New information has come to light there are several further cases involving members of the judiciary which have not been disclosed ... a further investigation is ongoing.

Anonymous said...

... but in doing so, one is marked for life ...

Yes I can imagine taking on lawyers and corrupt judges has this side to it.

Judges and their kind are probably capable of creating a lot of harm to protect their own and all these undeclared interests of theirs.

Gill may look harmless on the telly however his letters to the msps about your petition come across as threatening and menacing.

Anonymous said...

More misleading statements from Kenny MacAskill.He should be pulled up for that and the rest.

Anonymous said...

This just shows you how rotten our courts are these judges have not been declaring for years decades probably and thousands of cases have been misheard because of it and this is the reason Gill is so against your petition

Anonymous said...

Good letter from Moi Ali but I think she will be the last JCR to have the chance to speak the truth.The next one will be a plant from the legal establishment to run alongside Gill like a little poodle

Anonymous said...

Moi Ali for First Minister!

Anonymous said...

Aye the judges can dish it out but cant take it.
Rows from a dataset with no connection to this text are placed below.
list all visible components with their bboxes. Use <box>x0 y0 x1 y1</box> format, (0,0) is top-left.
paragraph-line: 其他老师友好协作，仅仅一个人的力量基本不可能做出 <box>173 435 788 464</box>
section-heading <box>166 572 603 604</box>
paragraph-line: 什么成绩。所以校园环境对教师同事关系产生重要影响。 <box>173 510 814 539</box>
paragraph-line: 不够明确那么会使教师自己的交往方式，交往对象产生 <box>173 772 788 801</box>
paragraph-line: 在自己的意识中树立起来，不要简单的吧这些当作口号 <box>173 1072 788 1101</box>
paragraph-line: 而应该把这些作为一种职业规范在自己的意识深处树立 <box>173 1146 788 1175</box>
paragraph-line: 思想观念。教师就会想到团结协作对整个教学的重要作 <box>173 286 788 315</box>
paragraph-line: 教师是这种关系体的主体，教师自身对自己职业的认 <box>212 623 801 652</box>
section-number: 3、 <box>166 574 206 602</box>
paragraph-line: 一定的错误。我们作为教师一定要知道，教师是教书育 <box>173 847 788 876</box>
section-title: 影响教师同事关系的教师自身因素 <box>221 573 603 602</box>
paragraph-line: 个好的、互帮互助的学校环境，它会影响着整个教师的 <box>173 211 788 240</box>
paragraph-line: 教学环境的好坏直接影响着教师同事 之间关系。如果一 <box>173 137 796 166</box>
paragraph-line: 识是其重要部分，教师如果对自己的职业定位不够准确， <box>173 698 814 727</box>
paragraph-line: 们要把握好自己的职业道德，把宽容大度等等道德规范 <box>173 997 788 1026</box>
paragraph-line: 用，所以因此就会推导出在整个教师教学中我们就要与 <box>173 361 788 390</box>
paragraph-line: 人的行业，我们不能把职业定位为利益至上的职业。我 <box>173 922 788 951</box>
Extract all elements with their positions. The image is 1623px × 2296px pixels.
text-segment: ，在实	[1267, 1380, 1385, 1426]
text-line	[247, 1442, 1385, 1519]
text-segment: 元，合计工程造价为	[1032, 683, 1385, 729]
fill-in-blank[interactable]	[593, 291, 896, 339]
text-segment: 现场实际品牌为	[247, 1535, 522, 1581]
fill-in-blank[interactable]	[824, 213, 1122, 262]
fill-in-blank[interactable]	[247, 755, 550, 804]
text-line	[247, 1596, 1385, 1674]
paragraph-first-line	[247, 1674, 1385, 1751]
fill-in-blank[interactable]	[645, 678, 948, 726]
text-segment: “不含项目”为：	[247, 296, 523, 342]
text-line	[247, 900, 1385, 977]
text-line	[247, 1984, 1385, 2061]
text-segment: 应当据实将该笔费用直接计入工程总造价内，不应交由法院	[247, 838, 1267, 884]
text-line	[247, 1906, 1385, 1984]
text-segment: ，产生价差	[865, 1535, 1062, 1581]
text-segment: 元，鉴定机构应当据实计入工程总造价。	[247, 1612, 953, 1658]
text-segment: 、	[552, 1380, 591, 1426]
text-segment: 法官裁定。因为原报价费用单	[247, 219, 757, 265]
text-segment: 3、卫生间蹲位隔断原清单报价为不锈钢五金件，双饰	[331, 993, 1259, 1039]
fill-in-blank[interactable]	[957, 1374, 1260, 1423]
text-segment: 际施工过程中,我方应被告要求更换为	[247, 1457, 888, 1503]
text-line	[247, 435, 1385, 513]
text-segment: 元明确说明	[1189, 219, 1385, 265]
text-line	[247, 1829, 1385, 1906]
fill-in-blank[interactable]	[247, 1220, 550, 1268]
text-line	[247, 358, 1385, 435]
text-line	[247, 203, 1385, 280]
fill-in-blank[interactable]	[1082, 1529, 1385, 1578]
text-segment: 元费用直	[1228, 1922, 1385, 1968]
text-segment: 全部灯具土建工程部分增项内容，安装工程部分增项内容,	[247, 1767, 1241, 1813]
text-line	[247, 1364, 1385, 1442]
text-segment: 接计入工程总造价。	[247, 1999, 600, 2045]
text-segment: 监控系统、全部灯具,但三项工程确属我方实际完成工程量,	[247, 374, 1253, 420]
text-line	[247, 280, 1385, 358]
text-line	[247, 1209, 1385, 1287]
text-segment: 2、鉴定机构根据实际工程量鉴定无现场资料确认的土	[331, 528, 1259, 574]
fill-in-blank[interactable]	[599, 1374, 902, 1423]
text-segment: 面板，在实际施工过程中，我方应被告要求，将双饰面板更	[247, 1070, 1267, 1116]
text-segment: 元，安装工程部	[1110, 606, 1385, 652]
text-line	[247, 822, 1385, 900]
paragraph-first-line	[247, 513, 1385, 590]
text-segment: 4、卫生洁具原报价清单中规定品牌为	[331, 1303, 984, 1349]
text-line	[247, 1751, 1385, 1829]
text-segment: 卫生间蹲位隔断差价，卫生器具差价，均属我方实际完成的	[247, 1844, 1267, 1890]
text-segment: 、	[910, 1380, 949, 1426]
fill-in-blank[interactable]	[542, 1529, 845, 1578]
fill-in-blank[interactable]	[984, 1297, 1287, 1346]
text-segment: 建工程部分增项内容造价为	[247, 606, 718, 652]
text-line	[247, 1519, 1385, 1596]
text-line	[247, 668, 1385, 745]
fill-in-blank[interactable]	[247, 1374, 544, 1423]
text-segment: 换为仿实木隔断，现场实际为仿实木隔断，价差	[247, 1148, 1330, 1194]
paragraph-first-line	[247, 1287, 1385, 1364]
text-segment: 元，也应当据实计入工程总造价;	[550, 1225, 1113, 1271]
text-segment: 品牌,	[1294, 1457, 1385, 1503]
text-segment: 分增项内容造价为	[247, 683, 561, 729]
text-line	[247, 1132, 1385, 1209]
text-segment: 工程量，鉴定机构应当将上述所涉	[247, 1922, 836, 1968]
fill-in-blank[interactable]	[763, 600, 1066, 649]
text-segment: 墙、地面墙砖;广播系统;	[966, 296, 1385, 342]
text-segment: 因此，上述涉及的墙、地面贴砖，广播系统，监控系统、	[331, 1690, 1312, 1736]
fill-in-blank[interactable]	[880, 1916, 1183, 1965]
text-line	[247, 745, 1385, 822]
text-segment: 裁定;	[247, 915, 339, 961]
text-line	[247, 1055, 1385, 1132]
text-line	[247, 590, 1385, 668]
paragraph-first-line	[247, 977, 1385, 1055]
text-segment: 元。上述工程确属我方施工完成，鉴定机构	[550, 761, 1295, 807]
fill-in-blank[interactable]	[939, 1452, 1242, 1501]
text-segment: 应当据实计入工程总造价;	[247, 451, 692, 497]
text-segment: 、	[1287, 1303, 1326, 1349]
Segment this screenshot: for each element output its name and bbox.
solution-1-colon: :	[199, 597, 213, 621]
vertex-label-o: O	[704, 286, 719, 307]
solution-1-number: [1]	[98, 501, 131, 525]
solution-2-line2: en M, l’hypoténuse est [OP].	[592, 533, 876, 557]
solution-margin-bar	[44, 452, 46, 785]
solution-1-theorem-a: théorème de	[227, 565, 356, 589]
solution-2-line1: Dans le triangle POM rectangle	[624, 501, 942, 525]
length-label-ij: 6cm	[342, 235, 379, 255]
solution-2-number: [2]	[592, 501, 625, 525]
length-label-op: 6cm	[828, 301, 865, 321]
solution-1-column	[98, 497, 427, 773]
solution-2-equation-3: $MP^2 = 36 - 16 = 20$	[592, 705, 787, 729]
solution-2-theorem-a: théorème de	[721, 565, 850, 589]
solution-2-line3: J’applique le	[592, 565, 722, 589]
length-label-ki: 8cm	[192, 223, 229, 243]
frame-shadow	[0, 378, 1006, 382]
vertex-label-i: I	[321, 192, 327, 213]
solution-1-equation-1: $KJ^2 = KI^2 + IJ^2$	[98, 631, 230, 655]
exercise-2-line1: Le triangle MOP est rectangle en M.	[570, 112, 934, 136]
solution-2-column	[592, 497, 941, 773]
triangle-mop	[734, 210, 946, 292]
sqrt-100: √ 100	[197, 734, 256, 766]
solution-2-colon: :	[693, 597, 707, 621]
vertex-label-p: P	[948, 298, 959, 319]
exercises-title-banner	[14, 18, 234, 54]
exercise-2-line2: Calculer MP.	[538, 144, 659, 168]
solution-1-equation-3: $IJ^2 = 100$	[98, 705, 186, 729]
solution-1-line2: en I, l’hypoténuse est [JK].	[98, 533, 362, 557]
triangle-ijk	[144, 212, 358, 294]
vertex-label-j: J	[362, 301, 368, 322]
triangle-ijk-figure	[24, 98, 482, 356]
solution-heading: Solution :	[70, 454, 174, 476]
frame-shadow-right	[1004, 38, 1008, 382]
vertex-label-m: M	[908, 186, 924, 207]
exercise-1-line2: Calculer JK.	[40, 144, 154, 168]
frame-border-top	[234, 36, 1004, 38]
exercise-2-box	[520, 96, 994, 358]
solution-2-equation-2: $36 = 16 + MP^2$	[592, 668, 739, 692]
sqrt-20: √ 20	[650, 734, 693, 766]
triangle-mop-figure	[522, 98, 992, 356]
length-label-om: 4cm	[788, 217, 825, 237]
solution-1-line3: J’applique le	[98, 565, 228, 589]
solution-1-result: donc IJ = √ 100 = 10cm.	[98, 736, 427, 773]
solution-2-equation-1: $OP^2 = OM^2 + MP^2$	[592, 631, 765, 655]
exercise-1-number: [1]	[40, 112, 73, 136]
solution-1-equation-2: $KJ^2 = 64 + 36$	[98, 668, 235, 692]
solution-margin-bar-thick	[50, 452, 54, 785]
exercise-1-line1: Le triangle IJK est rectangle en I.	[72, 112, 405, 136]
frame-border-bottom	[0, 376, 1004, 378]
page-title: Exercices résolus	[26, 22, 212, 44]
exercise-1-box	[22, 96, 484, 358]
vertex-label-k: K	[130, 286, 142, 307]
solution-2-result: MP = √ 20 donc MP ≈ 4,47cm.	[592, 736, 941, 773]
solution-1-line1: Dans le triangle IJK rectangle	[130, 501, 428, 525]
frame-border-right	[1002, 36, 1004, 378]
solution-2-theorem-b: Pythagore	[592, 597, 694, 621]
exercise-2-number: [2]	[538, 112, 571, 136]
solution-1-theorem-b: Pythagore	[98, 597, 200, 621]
They are all rotten to the core no doubt about it and if they had really ever been honest at all they would have already declared everything instead of all these threats and other innuendo.

Anonymous said...

A little more for readers about the secretive legalized crooks who control Scots lives.

Anonymous said...

A FOI request results in a statement to the effect that the Scottish does not hold the information requested, the one I refer to is PE1491. Masonic tyranny will get worse if Eck gets his way, it is bad enough now.

Anonymous said...

What is astonishing about this massive scandal is that it is not featuring in every daily news bulletins and that Kenny MacAskill and Lord Gill have not been sacked for the secrecy and deceit against the Scottish People?

It just shows how crooked a country Scotland has become?